Palermo e l’ebraismo che rinasce
È una donna il centro intorno al quale l’ebraismo di Palermo ha ripreso voce: Evelyne Aouate, ebrea francese nata in Algeria, ha vissuto l’esperienza dell’erranza che ha portato lei e la sua famiglia a Parigi. Cresciuta in una famiglia osservante, molto giovane, decide di restare in Sicilia dopo un viaggio. “Pensavo di essere l’unica ebrea a Palermo ma mi sbagliavo, anche se non c’era un’organizzazione di riferimento. Quando sono venuta a sapere di altre realtà ebraiche è stata una grande gioia per me. Casualmente, poi, è venuta a cercarmi Miriam Ancona, che aveva saputo da una mia cliente che sono ebrea e mi è venuta a trovare nel
mio negozio”.
Dopo tanti anni di attività lavorativa la decisione di interrompere, ed è proprio in questo momento che Evelyne comincia ad essere contattata da fuori Palermo: “Tre anni e mezzo fa ho deciso di smettere di lavorare e in quello stesso periodo sono stata contattata da rav Pierpaolo Pinhas Punturello, per organizzare un seminario per parlare di ebraismo. Era un campo sconosciuto, ma col sostegno di un amico libraio siamo riusciti e abbiamo visto che c’è grande curiosità di vedere, di sapere, di capire cosa è l’ebraismo. Alla fine del seminario rav Punturello ha proposto di accendere le luci di Chanukkah. Mi sembrava un progetto molto ambizioso ma abbiamo voluto provare lo stesso, abbiamo esposto l’idea all’università: avevamo proposto un giorno solo, ma il rettorato ha voluto l’accensione per tutti gli otto giorni della festa. È stato particolarmente emozionante perché erano le prigioni dell’Inquisizione. Da lì in poi si sono aperte le porte di tutte le istituzioni della città. Siamo stati accolti bene, non abbiamo mai avuto un no. Per questo Palermo è un po’ speciale, per il suo passato di accoglienze e dominazioni”. La luce di Chanukkah sembra avere illuminato il percorso che Evelyne ha intrapreso insieme agli altri ebrei di Palermo e con molti studiosi, curiosi, e con le personalità cattoliche locali. “Da allora abbiamo organizzato
tantissimi eventi culturali, con l’Istituto Siciliano di Studi Ebraici fondato nel 1992 dopo l’incontro con Miriam Ancona. Abbiamo iniziato con poche cose,
ma gli appuntamenti si sono presto moltiplicati, e siamo diventati un riferimento cittadino”. E al mondo cattolico Evelyne guarda con gratitudine perché anche grazie a quegli ambienti è stato possibile riscattare la presenza ebraica in città, e realizzare il desiderio e l’esigenza di una sinagoga, dove potersi trovare per studiare e per pregare: “Fondamentale è stato l’incontro con il vescovo Lorefice, un uomo capace di ascoltare, e abbiamo chiesto questo luogo anche per poter ricambiare l’ospitalità ricevuta nelle chiese e nelle moschee. Quando l’arcivescovo ha annunciato la donazione di Santa Maria del Sabato la chiesa dove si trovava è scoppiata in un applauso spontaneo, fragoroso, che è il segno di come la città abbia percepito il nostro voler fare parte della società e l’autenticità del nostro progetto”. L’attenzione e l’interesse per l’ebraismo siciliano è anche il riconoscimento della continuità con il passato: “C’è una volontà di ritornare a prima, 524 anni fa dopo una permanenza di 15 secoli, e prima dell’oblio. Molti mi chiedono se il loro nome ha origini ebraiche, molti sono affascinati, vogliono conoscere la Storia e le nostre storie”.

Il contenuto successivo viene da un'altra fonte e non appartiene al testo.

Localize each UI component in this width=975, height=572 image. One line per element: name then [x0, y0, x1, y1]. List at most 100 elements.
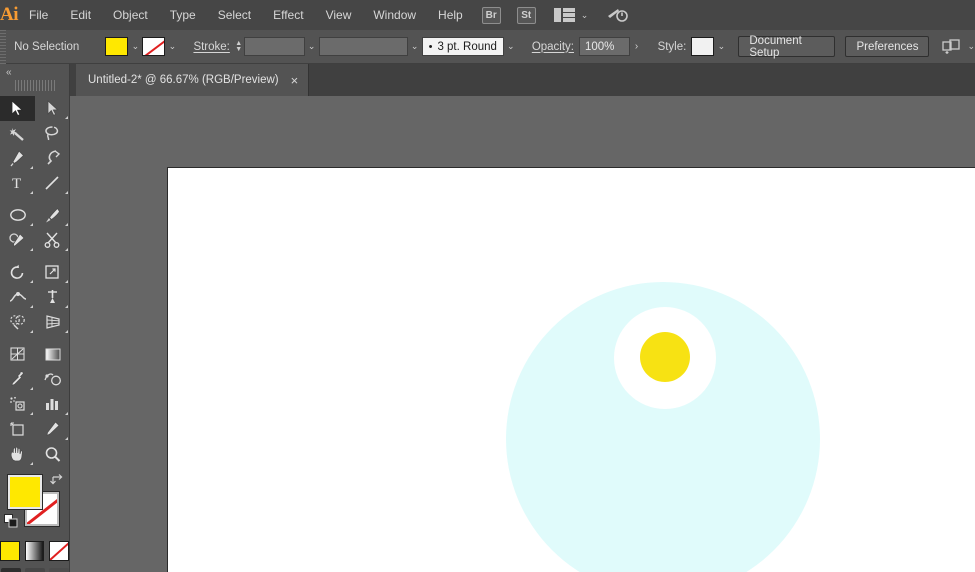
menu-object[interactable]: Object — [102, 0, 159, 30]
tool-group-separator — [0, 253, 35, 260]
gradient-tool[interactable] — [35, 342, 70, 367]
color-mode-none-button[interactable] — [49, 541, 70, 561]
symbol-sprayer-tool[interactable] — [0, 392, 35, 417]
tool-flyout-indicator-icon — [65, 437, 68, 440]
illustrator-window: Ai File Edit Object Type Select Effect V… — [0, 0, 975, 572]
opacity-input[interactable]: 100% — [579, 37, 630, 56]
collapse-panel-icon[interactable]: « — [0, 64, 69, 80]
brush-chevron-down-icon[interactable]: ⌄ — [504, 37, 518, 56]
tool-flyout-indicator-icon — [30, 166, 33, 169]
line-segment-tool[interactable] — [35, 171, 70, 196]
stroke-profile-chevron-down-icon[interactable]: ⌄ — [408, 37, 422, 56]
opacity-options-arrow-icon[interactable]: › — [630, 37, 644, 56]
menu-bar-right-controls: Br St ⌄ — [474, 6, 975, 24]
rotate-tool[interactable] — [0, 260, 35, 285]
fill-color-box[interactable] — [7, 474, 43, 510]
menu-file[interactable]: File — [18, 0, 59, 30]
type-tool[interactable]: T — [0, 171, 35, 196]
menu-help[interactable]: Help — [427, 0, 474, 30]
shape-builder-tool[interactable] — [0, 310, 35, 335]
tool-flyout-indicator-icon — [30, 248, 33, 251]
width-tool[interactable] — [0, 285, 35, 310]
document-tab[interactable]: Untitled-2* @ 66.67% (RGB/Preview) × — [76, 64, 310, 96]
free-transform-tool[interactable] — [35, 285, 70, 310]
search-adobe-stock-icon[interactable] — [606, 6, 629, 24]
color-mode-gradient-button[interactable] — [24, 541, 45, 561]
stock-icon[interactable]: St — [516, 6, 536, 24]
style-chevron-down-icon[interactable]: ⌄ — [714, 37, 728, 56]
tool-flyout-indicator-icon — [65, 191, 68, 194]
opacity-label[interactable]: Opacity: — [532, 41, 574, 53]
column-graph-tool[interactable] — [35, 392, 70, 417]
paintbrush-tool[interactable] — [35, 203, 70, 228]
tool-flyout-indicator-icon — [65, 412, 68, 415]
tool-flyout-indicator-icon — [65, 330, 68, 333]
arrange-documents-icon[interactable] — [942, 38, 962, 55]
tool-flyout-indicator-icon — [30, 387, 33, 390]
stroke-profile-input[interactable] — [318, 37, 408, 56]
slice-tool[interactable] — [35, 417, 70, 442]
tool-flyout-indicator-icon — [65, 280, 68, 283]
blend-tool[interactable] — [35, 367, 70, 392]
stroke-weight-chevron-down-icon[interactable]: ⌄ — [305, 37, 319, 56]
artboard-tool[interactable] — [0, 417, 35, 442]
eyedropper-tool[interactable] — [0, 367, 35, 392]
scale-tool[interactable] — [35, 260, 70, 285]
draw-behind-mode-button[interactable] — [24, 568, 45, 572]
tool-flyout-indicator-icon — [30, 330, 33, 333]
draw-normal-mode-button[interactable] — [0, 568, 21, 572]
preferences-button[interactable]: Preferences — [845, 36, 930, 57]
fill-color-swatch[interactable] — [105, 37, 129, 56]
artboard[interactable] — [167, 167, 975, 572]
perspective-grid-tool[interactable] — [35, 310, 70, 335]
default-fill-stroke-icon[interactable] — [4, 514, 19, 528]
hand-tool[interactable] — [0, 442, 35, 467]
ellipse-tool[interactable] — [0, 203, 35, 228]
stroke-color-swatch[interactable] — [142, 37, 166, 56]
document-setup-button[interactable]: Document Setup — [738, 35, 836, 59]
mesh-tool[interactable] — [0, 342, 35, 367]
menu-window[interactable]: Window — [362, 0, 427, 30]
tools-panel-grip[interactable] — [14, 80, 55, 91]
fill-dropdown-chevron-down-icon[interactable]: ⌄ — [128, 37, 142, 56]
tool-group-separator — [35, 253, 70, 260]
magic-wand-tool[interactable] — [0, 121, 35, 146]
stroke-weight-input[interactable] — [243, 37, 305, 56]
arrange-chevron-down-icon[interactable]: ⌄ — [967, 41, 975, 52]
app-logo-icon: Ai — [0, 4, 19, 25]
menu-edit[interactable]: Edit — [59, 0, 102, 30]
zoom-tool[interactable] — [35, 442, 70, 467]
stroke-weight-label[interactable]: Stroke: — [193, 41, 229, 53]
close-icon[interactable]: × — [291, 73, 299, 88]
yellow-sun-circle[interactable] — [640, 332, 690, 382]
selection-tool[interactable] — [0, 96, 35, 121]
control-bar: No Selection ⌄ ⌄ Stroke: ▲ ▼ ⌄ ⌄ • 3 pt. … — [0, 29, 975, 64]
selection-status-label: No Selection — [14, 40, 80, 53]
chevron-down-icon[interactable]: ⌄ — [581, 10, 589, 21]
pen-tool[interactable] — [0, 146, 35, 171]
menu-select[interactable]: Select — [207, 0, 262, 30]
canvas-area[interactable] — [70, 96, 975, 572]
graphic-style-swatch[interactable] — [691, 37, 715, 56]
color-mode-color-button[interactable] — [0, 541, 20, 561]
style-label: Style: — [657, 40, 687, 53]
stroke-weight-stepper[interactable]: ▲ ▼ — [234, 37, 244, 56]
direct-selection-tool[interactable] — [35, 96, 70, 121]
menu-effect[interactable]: Effect — [262, 0, 314, 30]
control-bar-grip[interactable] — [0, 29, 7, 64]
tool-flyout-indicator-icon — [30, 305, 33, 308]
pencil-tool[interactable] — [0, 228, 35, 253]
swap-fill-stroke-icon[interactable] — [49, 473, 65, 487]
tool-group-separator — [35, 196, 70, 203]
menu-view[interactable]: View — [315, 0, 363, 30]
brush-definition-select[interactable]: • 3 pt. Round — [421, 37, 504, 56]
bridge-icon[interactable]: Br — [481, 6, 501, 24]
menu-type[interactable]: Type — [159, 0, 207, 30]
stroke-dropdown-chevron-down-icon[interactable]: ⌄ — [165, 37, 179, 56]
workspace-switcher-icon[interactable] — [553, 8, 575, 22]
draw-inside-mode-button[interactable] — [48, 568, 69, 572]
lasso-tool[interactable] — [35, 121, 70, 146]
curvature-tool[interactable] — [35, 146, 70, 171]
tool-group-separator — [0, 335, 35, 342]
scissors-tool[interactable] — [35, 228, 70, 253]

Evelyne non nasconde l’emozione, e lo stupore: “I miei fratelli dicono che forse dovevo proprio venire in Sicilia. Quando ho deciso di smettere di lavorare sono stata cercata da rav Punturello, quando siamo andati dal vescovo, è stata accettata subito la nostra richiesta. Noi non siamo numerosi, ma siamo una comunità che accoglie tutti gli ebrei del mondo, da Canada, Stati Uniti, Francia, dalla Svezia. È molto emozionante, anche se è difficile, stancante, ma ogni cosa che riesco a finire per me è una gioia. Una giornalista del New York Times mi ha consegnato una lettera di un signore ebreo americano, abbiamo smosso dei ricordi”. È un lavoro quotidiano, che impegna tutta la comunità. “Il mio obiettivo adesso – continua Evelyne – è arrivare a fondo al progetto della sinagoga, perché sarà anche un centro di studi ebraici. Ci vuole la buona volontà, ma anche denaro e noi speriamo che con le donazioni si possa riqualificare tutto il quartiere ebraico, fare riemergere la sua storia, con una presenza di 15 secoli. Abbiamo tanto da fare, abbiamo bisogno anche di una biblioteca dove poter studiare”. Per tutti questi anni la sua casa è stata un punto di incontro, un luogo dove accogliere tantissime persone diverse che sono arrivate a Palermo da tutto il mondo per viverci o anche solo in visita. “Il mio rapporto con l’ebraismo era soprattutto identitario, anche perché credevo di essere sola. La mia presa di coscienza, il mio senso di appartenenza, che non ho mai rinnegato, è cresciuto con la mia vita a Palermo, come un riscatto. Se non sai da dove vieni non sai dove stai andando. L’ebraismo, anche dove ci fossero solo due ebrei, può rinascere”.